20230123

保坂和志『季節の記憶』を読む。私たちの生活と「哲学」の関係とは何だろう、と考えてみる。私は哲学研究者ではなく、ましてや哲学者を名乗れるとも思わないが私なりの「哲学」というものなら持っていると思う。それは私自身が日々を生きる上でマイルールやこだわりを持っており、そのこだわりをベースに日々の生活について考えるといった営為の延長線上にあるもの、と言えばいいだろうか。例えば私にとってはこうして言葉を書くこと、それが意味を持つことは十二分に不思議なことであり、ゆえに自分なりに考えるに値すると思っているからしつこく考えている。そうしてしつこく、どこまでも徒手空拳で自分が納得いくように考え抜き、問いを生きること。それが「哲学する」ということではないかと思う。
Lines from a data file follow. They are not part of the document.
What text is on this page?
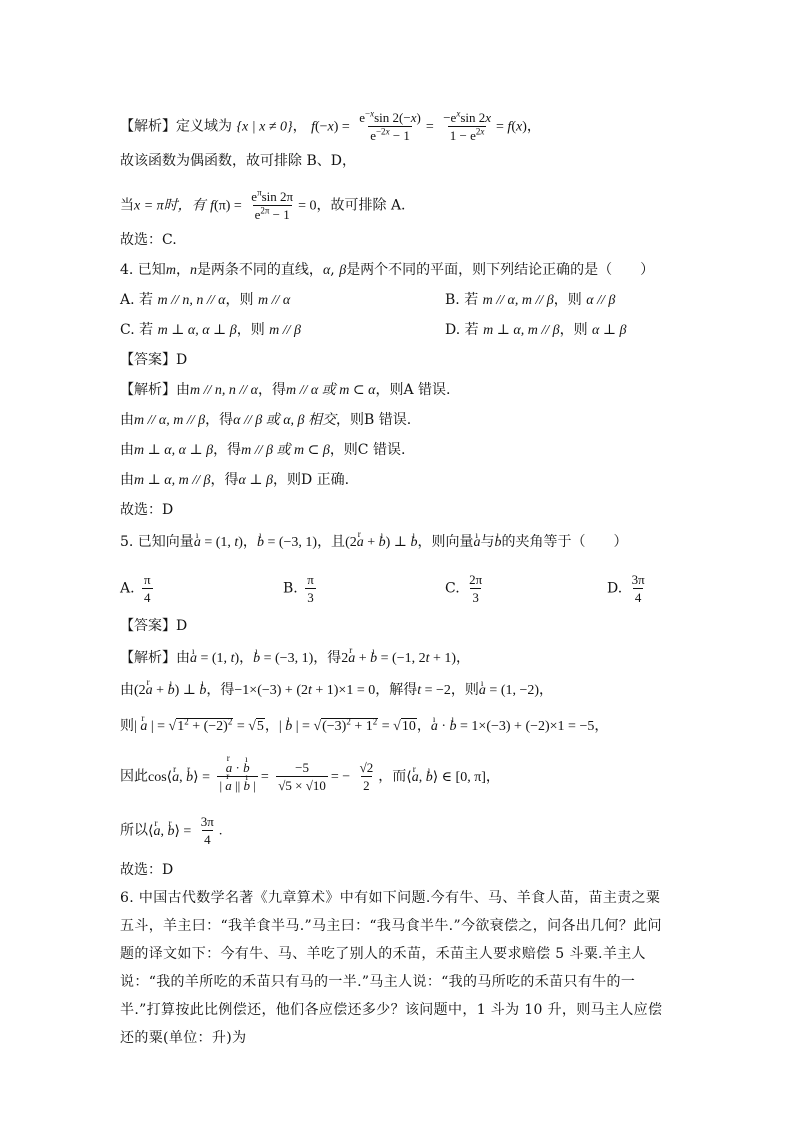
【解析】定义域为 {x | x ≠ 0}， $f(-x) = \frac{e^{-x}\sin 2(-x)}{e^{-2x} - 1} = \frac{-e^x\sin 2x}{1 - e^{2x}} = f(x)$，
故该函数为偶函数，故可排除 B、D，
当x = π时，有 $f(\pi) = \frac{e^\pi\sin 2\pi}{e^{2\pi} - 1} = 0$，故可排除 A.
故选：C.
4. 已知m，n是两条不同的直线，α, β是两个不同的平面，则下列结论正确的是（　　）
A. 若 m // n, n // α，则 m // α	B. 若 m // α, m // β，则 α // β
C. 若 m ⊥ α, α ⊥ β，则 m // β	D. 若 m ⊥ α, m // β，则 α ⊥ β
【答案】D
【解析】由m // n, n // α，得m // α 或 m ⊂ α，则A 错误.
由m // α, m // β，得α // β 或 α, β 相交，则B 错误.
由m ⊥ α, α ⊥ β，得m // β 或 m ⊂ β，则C 错误.
由m ⊥ α, m // β，得α ⊥ β，则D 正确.
故选：D
5. 已知向量ı a = (1, t)，ı b = (−3, 1)，且(2r a + ı b) ⊥ ı b，则向量ı a与ı b的夹角等于（　　）
A. $\frac{\pi}{4}$	B. $\frac{\pi}{3}$	C. $\frac{2\pi}{3}$	D. $\frac{3\pi}{4}$
【答案】D
【解析】由ı a = (1, t)，ı b = (−3, 1)，得2r a + ı b = (−1, 2t + 1)，
由(2r a + ı b) ⊥ ı b，得−1×(−3) + (2t + 1)×1 = 0，解得t = −2，则ı a = (1, −2)，
则| r a | = $√1^2 + (-2)^2 = √5$，| ı b | = $√(-3)^2 + 1^2 = √10$，ı a · ı b = 1×(−3) + (−2)×1 = −5，
因此cos⟨r a, r b⟩ =
r $\frac{\text{a · ı b}}{\text{| r a || ı b |}} = \frac{-5}{√5 \times √10}$ = − $\frac{√2}{2}$ ，而⟨r a, ı b⟩ ∈ [0, π]，
所以⟨r a, r b⟩ = $\frac{3\pi}{4}$ .
故选：D
6. 中国古代数学名著《九章算术》中有如下问题.今有牛、马、羊食人苗，苗主责之粟五斗，羊主曰：“我羊食半马.”马主曰：“我马食半牛.”今欲衰偿之，问各出几何？此问题的译文如下：今有牛、马、羊吃了别人的禾苗，禾苗主人要求赔偿 5 斗粟.羊主人说：“我的羊所吃的禾苗只有马的一半.”马主人说：“我的马所吃的禾苗只有牛的一半.”打算按此比例偿还，他们各应偿还多少？该问题中，1 斗为 10 升，则马主人应偿还的粟(单位：升)为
保坂和志の作品世界では、人がしばしば深い思索を開陳する。時間とは何か、言葉とは何か、恋とは何か。もちろんこれらに関して私たちは出来合いの答えを先人たちが出し尽くした答えの中から、つまりアーカイヴから提示することもできる。それは何ら悪いことではないだろう。だが、保坂の筆に導かれて「クイちゃん」や「松井さん」、「美紗ちゃん」が登場する作品世界の中にこれらの問いが落とし込まれると、にわかに様相が変わってくる。そうしたアーカイヴから答えを手軽に取り出す所作を拒否し、そこにいる人たち同士で切実に対話を重ねる。そうした、「考え抜く態度」を重んじて生きていながら彼らの生き方は同時に市井の生活者として、地に足が着いている。そうしたところに私は魅力的な成熟を見出す。


そこで起こることと言えば、なんてことはない。劇的な恋愛が語られるわけでもなく、人が情欲をみなぎらせて生きて官能的に生きるわけでもない。劇的な死もない。ただ、実に素朴に時間は過去から未来に流れ鎌倉の豊かな自然が描写され、その中をそれぞれの登場人物たちが生き、上述した会話を交わすだけだ。何かに似ていないだろうか。つまり私たちの人生に……私たちだって日々さほど劇的なことを体感して生き続けているわけではない。日々は散文的/即物的に流れ、その中で日々仕事をし(あるいは学校で学ぶかぼんやり過ごすかして)、そして暇を楽しみ眠る。そうした日々の歩調と実にうまくシンクロした時間の流れに合わせて綴られる作品世界を私は今回の読書でも楽しむことができた。


保坂和志の作品世界に私は憧れを抱く。彼らはおそらくそう金持ちではないだろう。貧乏だけどぜいたくにあり余る時間を用いて、日々読書をしたり散歩をしたり自分なりの生活を楽しんでいるに違いない。今で言えば「スローライフ」ということになろうか。こうした生活ぶりにある種の退廃を見出すのは容易い。若いのだからもっと野心をみなぎらせて生きなさい、と言いたくなる人もいるかもしれない。だが、私はむしろ彼らの生き方の中に「理想」を見出す。一見すると何も先のことなんて考えていない、ノンシャランとした生き方。だが、そうした生き方を貫きその時その時を味わい楽しみ抜く、そうした姿勢をあながち責めるのはお門違いではないだろうか。私もまた保坂作品のように生きたいと思っている。